I am going back to contracting

The U.S. State Department is unable to account for most of $1.2 billion in funding that it gave to DynCorp International to train Iraqi police, a government report said Tuesday.

"The bottom line is that State can't account for where it went," said Glenn D. Furbish, who was involved in putting together the 20-page report for the special inspector general for Iraq reconstruction (SIGIR).

The Department of State's Bureau for International Narcotics and Law Enforcement Affairs (INL) "did not have the information needed to identify what DynCorp provided under the contract or how funds were spent," the report said.

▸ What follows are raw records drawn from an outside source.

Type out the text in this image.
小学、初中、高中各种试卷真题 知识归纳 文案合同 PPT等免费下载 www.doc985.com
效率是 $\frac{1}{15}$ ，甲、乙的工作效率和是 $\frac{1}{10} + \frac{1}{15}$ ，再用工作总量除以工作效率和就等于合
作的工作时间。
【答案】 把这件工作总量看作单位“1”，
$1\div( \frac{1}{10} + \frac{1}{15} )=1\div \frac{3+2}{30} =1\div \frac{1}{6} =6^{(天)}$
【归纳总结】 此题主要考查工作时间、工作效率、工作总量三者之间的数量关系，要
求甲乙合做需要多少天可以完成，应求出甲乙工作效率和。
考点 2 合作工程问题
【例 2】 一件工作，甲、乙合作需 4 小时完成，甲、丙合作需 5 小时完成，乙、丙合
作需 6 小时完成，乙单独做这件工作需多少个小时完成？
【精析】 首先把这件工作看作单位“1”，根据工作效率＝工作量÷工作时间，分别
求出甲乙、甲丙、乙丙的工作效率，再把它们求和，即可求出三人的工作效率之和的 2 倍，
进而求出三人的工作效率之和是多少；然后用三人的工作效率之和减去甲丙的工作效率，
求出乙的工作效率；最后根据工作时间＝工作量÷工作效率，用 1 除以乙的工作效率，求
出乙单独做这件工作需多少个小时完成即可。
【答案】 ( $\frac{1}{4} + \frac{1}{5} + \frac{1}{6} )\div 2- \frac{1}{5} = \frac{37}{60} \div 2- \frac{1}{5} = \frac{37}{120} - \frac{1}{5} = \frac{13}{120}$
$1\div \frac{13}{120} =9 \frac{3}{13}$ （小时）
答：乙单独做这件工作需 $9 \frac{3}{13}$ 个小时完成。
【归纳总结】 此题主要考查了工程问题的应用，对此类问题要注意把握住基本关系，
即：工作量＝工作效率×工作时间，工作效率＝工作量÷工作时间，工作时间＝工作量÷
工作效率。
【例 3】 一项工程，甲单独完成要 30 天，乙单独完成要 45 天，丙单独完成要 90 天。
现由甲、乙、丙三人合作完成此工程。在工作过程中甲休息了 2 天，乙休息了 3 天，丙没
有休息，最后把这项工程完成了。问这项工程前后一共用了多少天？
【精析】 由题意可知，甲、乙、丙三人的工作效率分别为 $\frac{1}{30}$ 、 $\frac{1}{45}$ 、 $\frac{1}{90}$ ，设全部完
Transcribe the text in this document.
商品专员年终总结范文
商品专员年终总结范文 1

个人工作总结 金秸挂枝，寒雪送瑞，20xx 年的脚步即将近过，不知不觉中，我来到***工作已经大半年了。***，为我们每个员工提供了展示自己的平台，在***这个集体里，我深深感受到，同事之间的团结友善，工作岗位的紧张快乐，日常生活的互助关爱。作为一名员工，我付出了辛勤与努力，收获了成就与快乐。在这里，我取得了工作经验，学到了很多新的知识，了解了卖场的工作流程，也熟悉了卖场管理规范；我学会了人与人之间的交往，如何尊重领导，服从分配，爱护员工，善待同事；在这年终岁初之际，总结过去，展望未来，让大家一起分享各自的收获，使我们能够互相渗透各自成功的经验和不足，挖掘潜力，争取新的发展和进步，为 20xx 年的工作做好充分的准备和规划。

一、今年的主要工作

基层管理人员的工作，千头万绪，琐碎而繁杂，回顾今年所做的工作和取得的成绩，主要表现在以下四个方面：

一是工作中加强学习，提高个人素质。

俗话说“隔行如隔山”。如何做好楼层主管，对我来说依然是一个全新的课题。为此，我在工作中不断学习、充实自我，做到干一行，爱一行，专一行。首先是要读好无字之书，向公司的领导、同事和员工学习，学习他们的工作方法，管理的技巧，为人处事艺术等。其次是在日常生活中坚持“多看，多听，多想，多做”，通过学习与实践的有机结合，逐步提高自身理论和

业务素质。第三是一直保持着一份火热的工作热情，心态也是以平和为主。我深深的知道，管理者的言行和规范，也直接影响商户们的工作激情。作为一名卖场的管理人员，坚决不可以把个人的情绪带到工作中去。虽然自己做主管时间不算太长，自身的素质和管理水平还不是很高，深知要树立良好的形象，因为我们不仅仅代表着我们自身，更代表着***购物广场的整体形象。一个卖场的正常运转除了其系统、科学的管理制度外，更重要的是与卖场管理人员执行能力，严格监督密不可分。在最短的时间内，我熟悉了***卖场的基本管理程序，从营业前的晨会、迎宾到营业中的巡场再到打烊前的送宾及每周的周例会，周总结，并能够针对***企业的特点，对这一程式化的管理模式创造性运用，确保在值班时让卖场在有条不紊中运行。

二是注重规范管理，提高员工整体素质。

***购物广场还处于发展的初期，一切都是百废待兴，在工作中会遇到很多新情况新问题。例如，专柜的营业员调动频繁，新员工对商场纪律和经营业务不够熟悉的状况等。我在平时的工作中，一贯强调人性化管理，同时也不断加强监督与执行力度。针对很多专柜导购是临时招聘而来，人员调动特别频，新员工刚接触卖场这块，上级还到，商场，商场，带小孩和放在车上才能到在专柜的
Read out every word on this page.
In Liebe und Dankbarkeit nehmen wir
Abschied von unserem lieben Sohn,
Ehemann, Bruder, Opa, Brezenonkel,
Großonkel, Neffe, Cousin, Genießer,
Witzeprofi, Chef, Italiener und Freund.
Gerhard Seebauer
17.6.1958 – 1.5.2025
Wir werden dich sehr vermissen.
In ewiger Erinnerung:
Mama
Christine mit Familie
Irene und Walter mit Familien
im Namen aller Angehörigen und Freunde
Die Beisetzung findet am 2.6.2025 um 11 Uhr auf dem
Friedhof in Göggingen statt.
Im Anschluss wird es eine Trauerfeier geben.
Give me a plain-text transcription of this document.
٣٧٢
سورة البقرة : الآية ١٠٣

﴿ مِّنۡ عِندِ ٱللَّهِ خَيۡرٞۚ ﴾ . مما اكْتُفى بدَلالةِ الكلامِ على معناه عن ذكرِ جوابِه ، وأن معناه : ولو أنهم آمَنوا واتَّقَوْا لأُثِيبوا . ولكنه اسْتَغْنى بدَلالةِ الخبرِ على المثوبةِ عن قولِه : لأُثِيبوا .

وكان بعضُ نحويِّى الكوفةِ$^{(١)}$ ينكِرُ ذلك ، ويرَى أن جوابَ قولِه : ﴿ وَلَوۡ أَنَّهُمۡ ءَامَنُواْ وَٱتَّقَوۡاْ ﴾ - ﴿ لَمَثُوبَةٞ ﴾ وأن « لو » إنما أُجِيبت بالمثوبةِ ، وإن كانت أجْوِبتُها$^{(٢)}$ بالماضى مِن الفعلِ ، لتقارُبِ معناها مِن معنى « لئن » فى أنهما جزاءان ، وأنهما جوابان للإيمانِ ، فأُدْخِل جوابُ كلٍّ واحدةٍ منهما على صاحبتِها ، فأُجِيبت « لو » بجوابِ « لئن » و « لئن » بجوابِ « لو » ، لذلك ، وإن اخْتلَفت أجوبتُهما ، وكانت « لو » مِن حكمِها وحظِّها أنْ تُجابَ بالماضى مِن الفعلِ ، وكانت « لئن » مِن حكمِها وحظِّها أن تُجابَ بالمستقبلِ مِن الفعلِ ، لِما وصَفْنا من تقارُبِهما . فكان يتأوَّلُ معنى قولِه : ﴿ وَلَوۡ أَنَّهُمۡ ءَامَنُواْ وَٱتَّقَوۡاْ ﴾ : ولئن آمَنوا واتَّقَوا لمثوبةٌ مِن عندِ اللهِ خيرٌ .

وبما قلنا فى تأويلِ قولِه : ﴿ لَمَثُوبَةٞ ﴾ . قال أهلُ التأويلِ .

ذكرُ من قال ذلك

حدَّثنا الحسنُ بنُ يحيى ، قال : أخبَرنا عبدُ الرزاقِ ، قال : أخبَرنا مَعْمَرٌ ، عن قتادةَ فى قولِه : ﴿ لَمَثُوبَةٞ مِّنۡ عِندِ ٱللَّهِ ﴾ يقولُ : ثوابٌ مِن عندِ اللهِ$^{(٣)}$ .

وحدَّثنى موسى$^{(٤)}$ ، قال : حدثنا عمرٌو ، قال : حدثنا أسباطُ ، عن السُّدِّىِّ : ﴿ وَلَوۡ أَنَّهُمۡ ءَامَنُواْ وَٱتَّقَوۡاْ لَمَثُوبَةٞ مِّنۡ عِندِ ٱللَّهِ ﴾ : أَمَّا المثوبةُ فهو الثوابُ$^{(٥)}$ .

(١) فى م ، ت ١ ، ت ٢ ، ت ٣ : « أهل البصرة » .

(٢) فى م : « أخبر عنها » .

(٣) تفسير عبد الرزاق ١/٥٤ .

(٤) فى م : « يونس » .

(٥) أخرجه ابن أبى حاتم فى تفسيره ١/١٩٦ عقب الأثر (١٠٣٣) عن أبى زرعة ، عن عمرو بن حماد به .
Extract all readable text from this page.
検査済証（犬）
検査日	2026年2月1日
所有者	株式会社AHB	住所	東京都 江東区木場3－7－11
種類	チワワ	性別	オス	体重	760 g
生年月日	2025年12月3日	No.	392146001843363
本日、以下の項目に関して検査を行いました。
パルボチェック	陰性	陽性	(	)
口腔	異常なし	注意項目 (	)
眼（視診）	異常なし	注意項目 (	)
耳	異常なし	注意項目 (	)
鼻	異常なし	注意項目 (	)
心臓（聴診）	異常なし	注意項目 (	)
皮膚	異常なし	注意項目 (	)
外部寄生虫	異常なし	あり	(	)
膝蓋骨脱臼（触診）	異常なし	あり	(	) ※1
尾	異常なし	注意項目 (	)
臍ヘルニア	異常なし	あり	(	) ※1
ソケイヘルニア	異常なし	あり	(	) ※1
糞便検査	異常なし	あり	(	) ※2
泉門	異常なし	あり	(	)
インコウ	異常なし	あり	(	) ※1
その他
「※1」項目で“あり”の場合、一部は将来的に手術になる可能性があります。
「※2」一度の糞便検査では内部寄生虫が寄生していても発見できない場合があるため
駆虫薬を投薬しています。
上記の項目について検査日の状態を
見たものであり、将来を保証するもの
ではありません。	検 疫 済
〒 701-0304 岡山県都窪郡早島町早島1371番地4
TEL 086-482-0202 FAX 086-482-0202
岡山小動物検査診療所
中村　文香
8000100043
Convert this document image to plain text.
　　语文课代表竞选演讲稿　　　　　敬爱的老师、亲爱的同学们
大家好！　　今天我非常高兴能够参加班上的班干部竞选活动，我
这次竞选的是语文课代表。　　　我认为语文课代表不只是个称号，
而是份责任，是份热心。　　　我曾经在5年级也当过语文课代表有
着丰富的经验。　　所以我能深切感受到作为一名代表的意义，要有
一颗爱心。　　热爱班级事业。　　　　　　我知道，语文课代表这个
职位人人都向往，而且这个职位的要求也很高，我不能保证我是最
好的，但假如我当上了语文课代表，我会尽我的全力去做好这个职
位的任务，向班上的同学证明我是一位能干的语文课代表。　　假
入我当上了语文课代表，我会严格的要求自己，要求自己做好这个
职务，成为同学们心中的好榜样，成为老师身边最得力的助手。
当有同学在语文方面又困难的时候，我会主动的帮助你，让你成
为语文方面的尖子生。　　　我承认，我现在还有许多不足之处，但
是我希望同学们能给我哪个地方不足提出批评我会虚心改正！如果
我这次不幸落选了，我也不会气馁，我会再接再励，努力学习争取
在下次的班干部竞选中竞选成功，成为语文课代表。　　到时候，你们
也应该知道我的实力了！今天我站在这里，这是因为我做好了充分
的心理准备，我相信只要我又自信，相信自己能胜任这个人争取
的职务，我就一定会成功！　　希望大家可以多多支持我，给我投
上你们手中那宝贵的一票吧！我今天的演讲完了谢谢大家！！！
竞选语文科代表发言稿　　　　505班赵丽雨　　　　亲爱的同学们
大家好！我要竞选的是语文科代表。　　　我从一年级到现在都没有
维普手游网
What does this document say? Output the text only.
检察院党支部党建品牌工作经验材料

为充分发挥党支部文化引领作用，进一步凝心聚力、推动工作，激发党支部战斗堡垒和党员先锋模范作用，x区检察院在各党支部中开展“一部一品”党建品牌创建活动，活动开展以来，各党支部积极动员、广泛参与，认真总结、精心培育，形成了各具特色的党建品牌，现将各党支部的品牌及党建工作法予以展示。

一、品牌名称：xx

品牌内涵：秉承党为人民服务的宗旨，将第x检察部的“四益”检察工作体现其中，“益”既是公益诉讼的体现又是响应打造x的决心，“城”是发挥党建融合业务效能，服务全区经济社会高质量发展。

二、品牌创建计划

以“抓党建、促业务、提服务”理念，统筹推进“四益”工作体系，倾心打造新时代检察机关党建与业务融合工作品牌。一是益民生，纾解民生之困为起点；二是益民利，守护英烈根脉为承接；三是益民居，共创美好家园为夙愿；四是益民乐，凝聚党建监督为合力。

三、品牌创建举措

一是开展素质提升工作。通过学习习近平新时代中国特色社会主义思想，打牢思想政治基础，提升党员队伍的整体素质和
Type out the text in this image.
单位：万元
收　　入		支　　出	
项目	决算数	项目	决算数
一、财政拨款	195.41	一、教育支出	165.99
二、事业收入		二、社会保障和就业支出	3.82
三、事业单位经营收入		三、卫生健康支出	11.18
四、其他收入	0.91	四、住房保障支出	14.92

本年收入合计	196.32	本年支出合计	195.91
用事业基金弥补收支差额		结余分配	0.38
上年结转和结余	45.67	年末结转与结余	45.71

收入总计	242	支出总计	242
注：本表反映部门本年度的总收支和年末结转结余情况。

As a result, the audit agency announced it has suspended its oversight of the agency's project until INL gathers the information.

"Their records are just not detailed," Furbish said Monday in a telephone interview. "From an audit perspective, we've identified the problem; they're working to rectify the problem."

Though Iraqi police have indeed been trained and equipment has been provided under the contract, invoices and supporting paperwork submitted by DynCorp "were in disarray," the report said.

In addition, INL "had not validated the accuracy" of invoices received prior to last October, and "INL does not know specifically what it received for most of the $1.2 billion in expenditures under its DynCorp contract for the Iraqi Police Training Program."

The lack of controls "created an environment vulnerable to waste and fraud," the report said.
----snip-------
State Department spokeswoman Susan Pittman said a number of reforms have been made since January. "We are committed to continuous improvement," she said.


Continuous improvement starting with a process that didn't function at all for years seems to be setting pretty damned low expectations. I wonder what happened late last year that might have made State say "hey maybe we should audit this". If this was going on in a private company there would be firings, grand juries would be formed and lawsuits would be be filed to try to get back some of the money. Instead, in our world .. the company gets new contracts.

When i was a consultant, if I fucked around my clients and said "yeah yeah just pay me" I wouldn't get hired again and certainly wouldn't get paid. I guess I was doing something wrong.